Reversals of Fortune
By John Ennis
Posted 12-01-2006
This week’s lead story, “The Price of Reversal” examines New York City’s most reversed Criminal Term judge, Richard Lee Price. LexMetrics will explain how the survey was conducted and list Price’s other notable colleagues.
Earlier this year, the Institute for Judicial Studies, the publisher of JudicialReports.com, calculated the reversal rate of every Supreme Court justice (both acting and elected) in the five boroughs. The survey was based on published appellate decisions from the beginning of 2000 through the end of 2005. All rulings labeled “modified and affirmed” were treated as de facto reversals.
During the survey, criminal and civil cases were kept separate because the latter are reversed at a significantly higher rate. LexMetrics will examine civil judges at a later date.
One last note: two separate appellate divisions hear cases coming from NYC. The Second Department, which reviews the judges of Brooklyn, Queens and Staten Island, tend to reverse more often than the First (Manhattan and the Bronx). For that reason, LexMetrics decided to compare judges only against peers reviewed by the same department. This raises the question: how can the lead story claim Price is the most reversed criminal judge in the city? Reason: Price works in the Bronx (First Department), so he was helped by the institutional bias and still had the highest reversal rate.

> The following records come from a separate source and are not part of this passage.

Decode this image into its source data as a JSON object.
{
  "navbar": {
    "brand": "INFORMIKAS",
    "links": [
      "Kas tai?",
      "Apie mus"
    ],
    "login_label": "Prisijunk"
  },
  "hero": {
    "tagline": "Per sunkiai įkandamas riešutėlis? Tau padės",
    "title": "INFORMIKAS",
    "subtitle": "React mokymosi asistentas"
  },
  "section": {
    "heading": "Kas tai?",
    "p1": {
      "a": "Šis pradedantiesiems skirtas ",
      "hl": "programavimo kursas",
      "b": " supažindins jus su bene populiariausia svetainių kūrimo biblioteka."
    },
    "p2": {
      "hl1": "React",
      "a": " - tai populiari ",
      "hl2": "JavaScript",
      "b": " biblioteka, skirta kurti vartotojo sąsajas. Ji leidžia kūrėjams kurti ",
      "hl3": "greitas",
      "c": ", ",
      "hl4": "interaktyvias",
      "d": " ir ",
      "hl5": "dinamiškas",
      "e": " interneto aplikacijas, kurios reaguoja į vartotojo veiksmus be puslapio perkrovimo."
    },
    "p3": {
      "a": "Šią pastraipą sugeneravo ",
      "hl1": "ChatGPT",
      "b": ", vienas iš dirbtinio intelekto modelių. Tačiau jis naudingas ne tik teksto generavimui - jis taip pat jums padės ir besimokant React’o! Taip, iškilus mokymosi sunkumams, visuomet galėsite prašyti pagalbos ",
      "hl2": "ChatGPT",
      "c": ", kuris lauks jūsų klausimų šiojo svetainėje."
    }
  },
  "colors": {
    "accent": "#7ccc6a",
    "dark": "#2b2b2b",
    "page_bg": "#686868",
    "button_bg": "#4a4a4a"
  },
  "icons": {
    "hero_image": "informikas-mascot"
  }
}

The five most reversed criminal judges in the First Department (minimum of ten appeals):
| Judge | Borough | Appeals | Reversal Rate |
| 1. Richard Lee Price | Bronx | 45 | 28.9% |
| 2. Peter Benitez | Bronx | 42 | 21.4% |
| 3. Troy Webber | Bronx | 30 | 20.0% |
| 4. Lewis Bart Stone | Manhattan | 38 | 15.8% |
| 5. Laura Ward | Manhattan | 35 | 14.3% |
The five most reversed judges in the Second Department of NYC:
| Judge | Borough | Appeals | Reversal Rate |
| 1. Jo Ann Ferdinand | Brooklyn | 15 | 26.7% |
| 2. Robert Hanophy | Queens | 55 | 25.5% |
| 3. Daniel Lewis | Queens | 44 | 25.0% |
| 4. Robert McGann | Queens | 46 | 21.7% |
| 5. William Erlbaum | Queens | 47 | 21.3% |
If Judge Ferdinand has a good year in 2006, she could move off this list fairly easily. The other judges have a healthy enough sample size that it would take considerably more than one good year.